Yargıtay 22. Hukuk Dairesi 2011/14645 Esas 2012/7567 Karar Sayılı İlamı

22. Hukuk Dairesi         2011/14645 E.  ,  2012/7567 K.

    "İçtihat Metni"

    MAHKEMESİ : Gebze 2. İş Mahkemesi
    TARİHİ : 02/04/2009
    NUMARASI : 2007/809-2009/261

    Davacı vekili, davacının davalı işyerinde 21/11/2003-28/02/2006 tarihleri arasında çalıştığını, iş sözleşmesinin haklı ve geçerli bir neden olmaksızın işveren tarafından sona erdirildiğini, fesih sebebi ile Gebze 2. İş Mahkemesinin 2006/305 esas sayılı dosyası ile işe iade davası açtıklarını, yapılan yargılama sonucu davacının işe iadesine karar verildiğini, söz konusu kararın Yargıtay tarafından onandığını, kararın kesinleşmesi üzerine  işverene başvurusuna rağmen işçilik alacaklarının  ödenmediğini  belirterek fark kıdem tazminatı, fark ihbar tazminatı, yıllık izin ücreti, işe başlatmam tazminatı ve boşta geçen süreye ilişkin alacaklarının tahsilini talep etmiştir.
    Davalı vekili kanunun öngördüğü tazminatların işveren tarafından ödenmek istendiğini, ayrıca Toplu İş Sözleşmesinin davacının işten ayrılmasından bir aydan fazla bir zaman geçtikten sonra yapıldığını, bu sebeple TİS haklarından yararlanmasının mümkün olmadığını, yine davacının 07/06/2007 tarihine kadar olan emsal ücret artışı ve en yüksek mevduat faizi taleplerinin de yerinde olmadığını belirterek davanın reddine karar verilmesini savunmuştur.
    Mahkemece,  hesap bilirkişisinin yaptığı hesaplamaya itibarla davanın davanın kabulüne karar verilmiştir.
    Karar  davalı kurum vekili tarafından temyiz edilmiştir.
    1-Dosyadaki yazılara toplanan delillerle kararın dayandığı kanuni gerektirici sebeplere göre, davalının   aşağıdaki bendin kapsamı  dışındaki    itirazları yerinde değildir.
    2-İşe iade davası sonunda işçinin başvurusu, işverenin işe başlatmaması ve buna bağlı olarak işe başlatmama tazminatı ile boşta geçen süreye ait ücret, ihbar ve kıdem tazminatı  konularında taraflar arasında uyuşmazlık   bulunmaktadır.
    4857 sayılı İş Kanunu"nun 21. maddesinin 5. fıkrasına göre, işçi kesinleşen mahkeme kararının kendisine tebliğinden itibaren 10 işgünü içinde işe başlamak için işverene başvuruda bulunmak zorundadır.
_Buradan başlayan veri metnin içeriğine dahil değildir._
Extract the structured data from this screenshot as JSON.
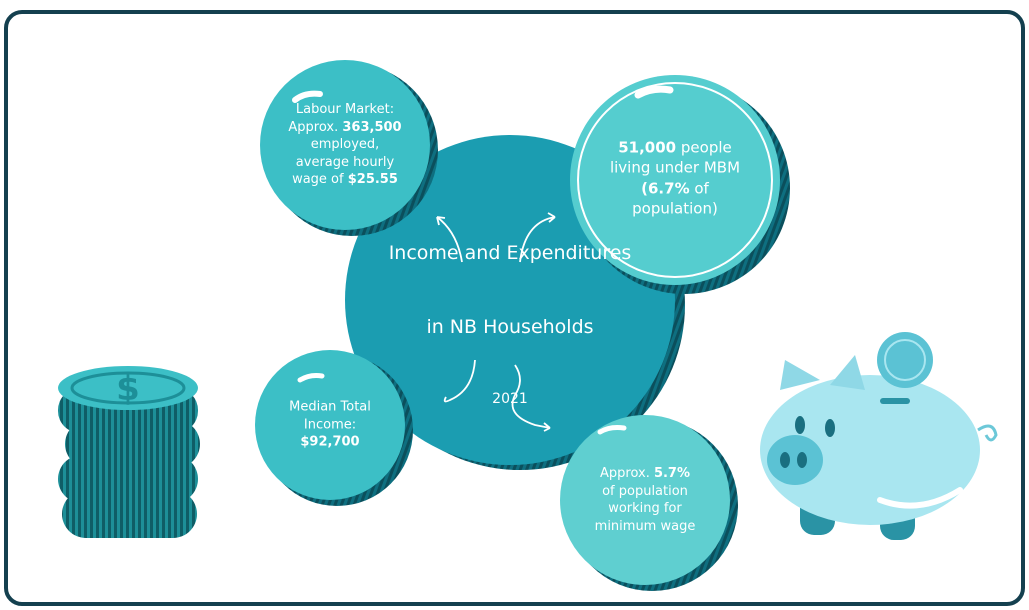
{
  "title": {
    "line1": "Income and Expenditures",
    "line2": "in NB Households",
    "year": "2021"
  },
  "bubbles": [
    {
      "lines": [
        [
          {
            "t": "Labour Market:"
          }
        ],
        [
          {
            "t": "Approx. "
          },
          {
            "t": "363,500",
            "bold": true
          }
        ],
        [
          {
            "t": "employed,"
          }
        ],
        [
          {
            "t": "average hourly"
          }
        ],
        [
          {
            "t": "wage of "
          },
          {
            "t": "$25.55",
            "bold": true
          }
        ]
      ]
    },
    {
      "lines": [
        [
          {
            "t": "51,000",
            "bold": true
          },
          {
            "t": " people"
          }
        ],
        [
          {
            "t": "living under MBM"
          }
        ],
        [
          {
            "t": "(6.7%",
            "bold": true
          },
          {
            "t": " of"
          }
        ],
        [
          {
            "t": "population)"
          }
        ]
      ]
    },
    {
      "lines": [
        [
          {
            "t": "Median Total"
          }
        ],
        [
          {
            "t": "Income:"
          }
        ],
        [
          {
            "t": "$92,700",
            "bold": true
          }
        ]
      ]
    },
    {
      "lines": [
        [
          {
            "t": "Approx. "
          },
          {
            "t": "5.7%",
            "bold": true
          }
        ],
        [
          {
            "t": "of population"
          }
        ],
        [
          {
            "t": "working for"
          }
        ],
        [
          {
            "t": "minimum wage"
          }
        ]
      ]
    }
  ]
}
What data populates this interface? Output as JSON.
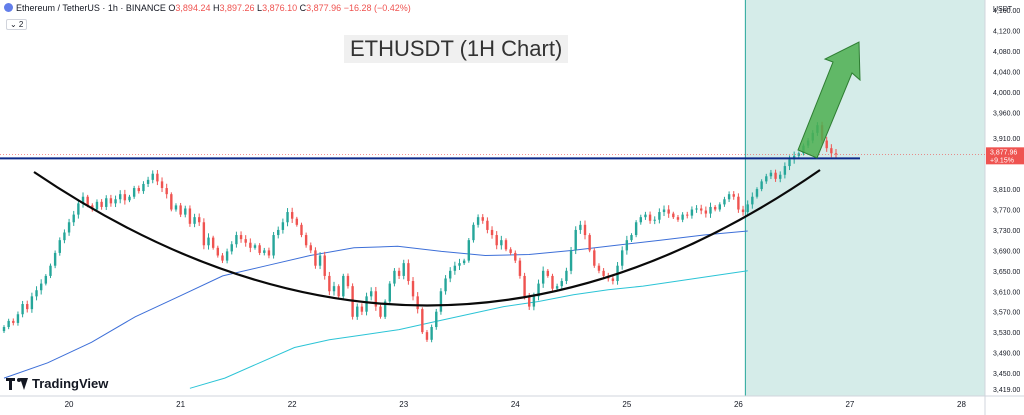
{
  "header": {
    "symbol_text": "Ethereum / TetherUS · 1h · BINANCE",
    "o_label": "O",
    "o_value": "3,894.24",
    "h_label": "H",
    "h_value": "3,897.26",
    "l_label": "L",
    "l_value": "3,876.10",
    "c_label": "C",
    "c_value": "3,877.96",
    "change": "−16.28 (−0.42%)",
    "legend_toggle": "⌄ 2"
  },
  "title": "ETHUSDT (1H Chart)",
  "branding": "TradingView",
  "colors": {
    "up": "#26a69a",
    "down": "#ef5350",
    "ma_fast": "#3d6fd8",
    "ma_slow": "#2bc4d6",
    "resistance": "#0d2a8a",
    "cup_curve": "#0a0a0a",
    "arrow": "#4caf50",
    "highlight_zone": "#d5ece9"
  },
  "chart_data": {
    "type": "candlestick",
    "title": "ETHUSDT (1H Chart)",
    "y_axis_unit": "USDT",
    "y_ticks": [
      "4,160.00",
      "4,120.00",
      "4,080.00",
      "4,040.00",
      "4,000.00",
      "3,960.00",
      "3,910.00",
      "3,810.00",
      "3,770.00",
      "3,730.00",
      "3,690.00",
      "3,650.00",
      "3,610.00",
      "3,570.00",
      "3,530.00",
      "3,490.00",
      "3,450.00",
      "3,419.00"
    ],
    "ylim": [
      3405,
      4180
    ],
    "x_day_labels": [
      "20",
      "21",
      "22",
      "23",
      "24",
      "25",
      "26",
      "27",
      "28"
    ],
    "day_start_index": 14,
    "candles_per_day": 24,
    "candles_close": [
      3540,
      3552,
      3548,
      3565,
      3585,
      3575,
      3600,
      3612,
      3625,
      3640,
      3660,
      3685,
      3710,
      3725,
      3745,
      3760,
      3782,
      3795,
      3778,
      3770,
      3785,
      3775,
      3792,
      3782,
      3790,
      3800,
      3788,
      3795,
      3812,
      3806,
      3820,
      3828,
      3840,
      3825,
      3812,
      3800,
      3770,
      3778,
      3760,
      3772,
      3742,
      3755,
      3745,
      3700,
      3715,
      3695,
      3680,
      3670,
      3688,
      3702,
      3720,
      3712,
      3705,
      3695,
      3700,
      3685,
      3690,
      3680,
      3720,
      3730,
      3745,
      3765,
      3752,
      3740,
      3720,
      3700,
      3690,
      3660,
      3680,
      3640,
      3610,
      3620,
      3600,
      3640,
      3620,
      3560,
      3580,
      3570,
      3600,
      3610,
      3580,
      3560,
      3590,
      3625,
      3650,
      3640,
      3665,
      3630,
      3600,
      3575,
      3530,
      3515,
      3540,
      3570,
      3610,
      3635,
      3650,
      3660,
      3665,
      3670,
      3710,
      3740,
      3755,
      3748,
      3730,
      3720,
      3700,
      3710,
      3692,
      3685,
      3670,
      3640,
      3600,
      3580,
      3600,
      3625,
      3650,
      3640,
      3615,
      3620,
      3630,
      3650,
      3690,
      3730,
      3740,
      3720,
      3690,
      3660,
      3650,
      3640,
      3635,
      3630,
      3660,
      3690,
      3710,
      3720,
      3745,
      3755,
      3760,
      3748,
      3750,
      3765,
      3770,
      3762,
      3755,
      3750,
      3760,
      3758,
      3770,
      3772,
      3768,
      3762,
      3775,
      3770,
      3780,
      3790,
      3800,
      3795,
      3770,
      3765,
      3780,
      3795,
      3810,
      3825,
      3835,
      3842,
      3830,
      3838,
      3855,
      3868,
      3875,
      3880,
      3895,
      3905,
      3920,
      3935,
      3905,
      3890,
      3880,
      3878
    ],
    "ma_fast": [
      3440,
      3470,
      3510,
      3560,
      3600,
      3640,
      3660,
      3680,
      3695,
      3698,
      3688,
      3680,
      3682,
      3690,
      3700,
      3710,
      3720,
      3728
    ],
    "ma_slow": [
      3420,
      3440,
      3470,
      3500,
      3515,
      3525,
      3535,
      3550,
      3565,
      3580,
      3590,
      3603,
      3613,
      3620,
      3630,
      3640,
      3650
    ],
    "resistance_level": 3870,
    "last_price_label": "3,877.96",
    "last_change_label": "+9.15%",
    "last_price": 3877.96,
    "cup_bottom": 3505
  }
}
Aksi halde işverence yapılan fesih geçeri bir feshin sonuçlarını doğurur.
    İşçinin işe iade sonrasında başvurusuna rağmen işe başlatılmaması halinde, işe başlatılmayacağının sözlü ya da eylemli olarak açıklandığı tarihte veya bir aylık başlatma süresinin sonunda iş sözleşmesi işverence feshedilmiş sayılır.
    İşe başlatmama tazminatının da fesih tarihindeki ücrete göre hesaplanması gerekir. İşçinin işe başlatılmadığı tarih, işe başlatmama tazminatının muaccel olduğu andır. Bahsi geçen tazminat yönünden faize hak kazanmak için kural olarak işverenin temerrüde düşürülmesi gerekir. İşverenin dava tarihinden önce temerrüde düşürülmemiş olması halinde dava ve varsa ıslah tarihlerinden itibaren faize hükmedilir.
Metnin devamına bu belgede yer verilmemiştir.